Doing this exercise and keeping your head, shoulders, buttocks, and halfway down your back against the wall, you can start to feel the muscles that need to work and the ones that need to lengthen.  Pay attention to your rib cage.  Not just the front, but all around your torso.  Now, keeping your head, shoulders, back and buttocks against the wall walk your feet forward and bend your knees.  You should be feeling your abdominal muscles fully engage and this should make it easier to hold your position against the wall.  This is also working your leg muscles.  Make sure your feet are firmly planted on the floor. You can hold here for a bit and slowly come back up.  Try it a few times. 

Next, holding the above position, bring your arms up against the wall to “goal post” arms.  Making a goal post with your arms against the wall.  Is this difficult?  Are your hands moving away from the wall?  Remember to keep all of your back against the wall while holding your arms up.  If you can hold this, try moving your elbows into your waist while keeping your arms against the wall.  This action is engaging your upper back muscles, which are very important for holding your torso upright.  They are as much a part of your core muscles as your stomach muscles are.  These upper back muscles are, for most people, very hard to find.  Our continual slouching cause these muscles to be underworked, weak and tight.  Think about an old rubber band.  When you try to stretch it, it breaks.  These muscles need to loosen up and also need to be engaged in a conscious way.  If the position against the wall is difficult for you and causes pain in your neck or shoulders, you can do the whole thing on the floor.  Gravity is a wonderful tool. 

Lay on the floor with your knees bent, making a teepee with your knees together and your feet apart.  Keep the back of the head flat against the floor, along with your shoulders and all of your back.  And do the same as explained above, keeping every part of your back against the floor.  Don’t forget to breathe!

Breathing.  Let’s talk about that and how that will help your back.  While you are lying on the floor with your arms at your side, see if you can hold in your stomach and just breathe through your lungs.  Can you inhale each lung fully? Are you noticing one lung inflates more than the other?  Is the front of your chest expanding more than the side or back of your torso?  Just notice this.  And continue to breathe.  Try closing your eyes. 
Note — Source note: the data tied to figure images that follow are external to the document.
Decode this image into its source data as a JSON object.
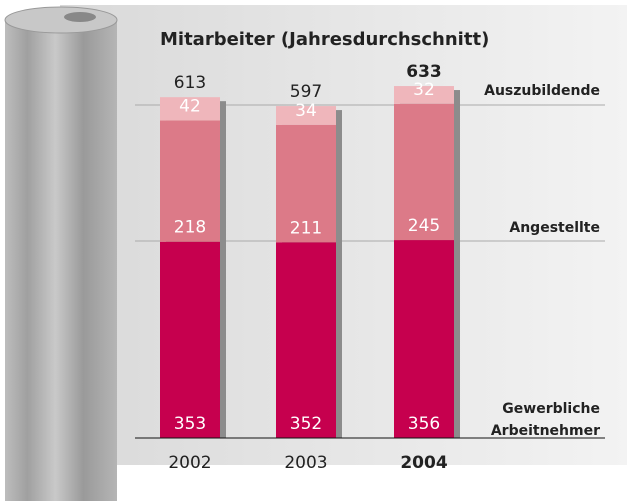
{
  "chart_data": {
    "type": "stacked-bar",
    "title": "Mitarbeiter (Jahresdurchschnitt)",
    "categories": [
      "2002",
      "2003",
      "2004"
    ],
    "series": [
      {
        "name": "Gewerbliche Arbeitnehmer",
        "color": "#c6004e",
        "values": [
          353,
          352,
          356
        ]
      },
      {
        "name": "Angestellte",
        "color": "#dc7a88",
        "values": [
          218,
          211,
          245
        ]
      },
      {
        "name": "Auszubildende",
        "color": "#efb6bb",
        "values": [
          42,
          34,
          32
        ]
      }
    ],
    "totals": [
      613,
      597,
      633
    ]
  }
}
If you have a job that keeps you in one position all day, there are things you can do for your back during the day.  Seated at a desk?  Try putting a block or box under your feet so that your knees extend directly out from your hips.  Standing a lot?  Try twisting from side to side, rotating your torso while keeping your hips forward.  Take a break and walk.  Lead with your heart and not your head.  Engage your upper back muscles, draw your shoulders back and down, tuck your tailbone down and lengthen the top of your head up.  Try a restorative yoga class or hatha yoga.  If your back is sore, lay on the floor with your feet on a chair and your knees bent or with your feet up a wall.  Breathe as you let go of every part of your body that is against the floor.

You see, it’s not only about relaxing your lower back, but also about engaging the correct muscles to support your lower back.  Once these core muscles are activated, your lower back muscles can work more efficiently and with the help of the rest of your body. 

As always, consult your doctor if your lower back pain is persistent and is accompanied with leg numbness or tingling.

Lead with your heart into the future!